Myth #4: You Can Delegate a Performance Management Project to a Consulting Firm

Performance measurement is failing around the world because management are not aware of the “unintended consequence” of the performance measures they have picked. As mentioned already all measures have a dark side. There is a possibility that the actions the measures cause may send performance in the wrong direction.

One of the characteristics of a KPI is that this “dark side”, this unintended consequence is very minor and thus they have the holistic property of sending performance in the right direction.

Every measure that is to be used needs to be:

  • Discussed with the relevant staff “if we measure this what will you do?”
  • Piloted before it is rolled out
  • Abandoned if its dark side creates too much adverse action

Myth 5: Most Measures Lead to Better Performance

Whilst it may appear logical that most measures lead to better performance in fact, it is quite often the reverse. In order to get measures to work in the right direction requires one to be a bit of an amateur psychologist. You have to second guess the behavior of the staff being measured. In his book Transforming Performance Measurement,i Dean Spitzer fires a broadside across the boughs of many of us who, one quiet afternoon, proceeded to dream up a new measure or two

Myth 6: Performance Measures Are Mainly Used to Help Manage Implementation of Strategic Initiatives

The traditional balanced scorecard approach uses performance measures to monitor the implementation of the strategic initiatives and measures are typically cascaded down from an organization measures such as ‘return on capital Employed’.

While this looks logical it leads to mayhem. The cascading of measures, has led to a myriad of balanced scorecard applications with hundreds of measures in some form of matrix helping the organization to go, I believe, nowhere quickly.

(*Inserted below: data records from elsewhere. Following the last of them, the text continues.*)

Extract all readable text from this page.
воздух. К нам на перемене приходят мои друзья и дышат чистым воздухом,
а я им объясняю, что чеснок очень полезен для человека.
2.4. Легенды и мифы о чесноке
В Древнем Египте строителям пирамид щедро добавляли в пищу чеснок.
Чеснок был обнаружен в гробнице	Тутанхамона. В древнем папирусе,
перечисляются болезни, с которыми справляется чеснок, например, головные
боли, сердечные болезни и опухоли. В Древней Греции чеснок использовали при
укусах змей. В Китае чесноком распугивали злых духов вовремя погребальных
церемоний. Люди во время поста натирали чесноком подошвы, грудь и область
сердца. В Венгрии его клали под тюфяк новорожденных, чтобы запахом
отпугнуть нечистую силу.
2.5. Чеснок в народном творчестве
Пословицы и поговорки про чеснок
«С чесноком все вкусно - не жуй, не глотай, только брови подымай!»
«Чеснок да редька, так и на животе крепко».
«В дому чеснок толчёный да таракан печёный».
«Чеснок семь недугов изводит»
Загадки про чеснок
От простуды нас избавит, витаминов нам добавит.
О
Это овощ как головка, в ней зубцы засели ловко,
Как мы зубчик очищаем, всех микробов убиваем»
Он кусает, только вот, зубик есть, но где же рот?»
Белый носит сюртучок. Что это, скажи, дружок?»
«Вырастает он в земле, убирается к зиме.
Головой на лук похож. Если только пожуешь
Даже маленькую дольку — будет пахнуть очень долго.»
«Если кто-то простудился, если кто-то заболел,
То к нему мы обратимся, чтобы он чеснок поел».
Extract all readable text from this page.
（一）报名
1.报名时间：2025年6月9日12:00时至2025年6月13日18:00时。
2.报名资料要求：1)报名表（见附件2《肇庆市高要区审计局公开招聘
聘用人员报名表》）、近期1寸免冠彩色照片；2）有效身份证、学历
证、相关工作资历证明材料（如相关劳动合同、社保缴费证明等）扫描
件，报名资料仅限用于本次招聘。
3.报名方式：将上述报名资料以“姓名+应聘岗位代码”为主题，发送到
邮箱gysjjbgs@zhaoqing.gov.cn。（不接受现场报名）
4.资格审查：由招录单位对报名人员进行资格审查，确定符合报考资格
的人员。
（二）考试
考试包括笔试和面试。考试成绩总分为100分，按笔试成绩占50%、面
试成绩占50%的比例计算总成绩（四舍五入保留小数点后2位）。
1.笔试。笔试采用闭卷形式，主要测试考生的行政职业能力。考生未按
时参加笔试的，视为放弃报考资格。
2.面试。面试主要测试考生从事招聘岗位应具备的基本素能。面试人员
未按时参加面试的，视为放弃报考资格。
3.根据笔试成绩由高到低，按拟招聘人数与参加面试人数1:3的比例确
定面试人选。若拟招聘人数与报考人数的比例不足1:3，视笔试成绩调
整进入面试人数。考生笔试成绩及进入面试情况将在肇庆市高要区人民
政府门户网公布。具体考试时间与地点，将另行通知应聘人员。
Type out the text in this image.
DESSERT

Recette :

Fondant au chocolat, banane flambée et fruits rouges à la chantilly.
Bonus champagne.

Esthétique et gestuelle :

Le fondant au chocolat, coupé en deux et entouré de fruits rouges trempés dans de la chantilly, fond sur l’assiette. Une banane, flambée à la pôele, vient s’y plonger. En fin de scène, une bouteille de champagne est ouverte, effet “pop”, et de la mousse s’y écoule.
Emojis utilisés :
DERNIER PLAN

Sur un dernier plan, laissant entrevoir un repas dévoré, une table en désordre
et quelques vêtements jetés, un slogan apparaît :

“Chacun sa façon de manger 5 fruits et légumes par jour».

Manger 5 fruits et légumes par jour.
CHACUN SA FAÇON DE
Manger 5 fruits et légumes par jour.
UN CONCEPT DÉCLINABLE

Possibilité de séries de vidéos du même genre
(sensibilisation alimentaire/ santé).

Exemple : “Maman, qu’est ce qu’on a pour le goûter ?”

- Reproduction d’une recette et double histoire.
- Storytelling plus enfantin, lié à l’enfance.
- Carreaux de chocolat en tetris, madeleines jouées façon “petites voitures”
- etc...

Performance measures are not on this planet to monitor the implement strategies. The main purpose of performance measures is to ensure staff spend their working hours focused primarily on the organization’s critical success factors.

Exhibit 1 shows the difference in the two approaches. Winning KPI methodology states that you derive the measures from the critical success factors. Deriving your measures from your strategic initiatives will create a large number of unimportant measures, largely ignoring the important daily “business as usual” issues.

Many strategic initiatives are controlled by special project teams undertaking secretive work, such as acquiring new operations or technologies. They will monitor their progress through project reporting. These new initiatives will become business as usual only when the new business or product is part of daily activities.

While some strategic initiatives will impact directly on business as usual the impact of these initiatives can be managed better through monitoring measures in the critical success factors.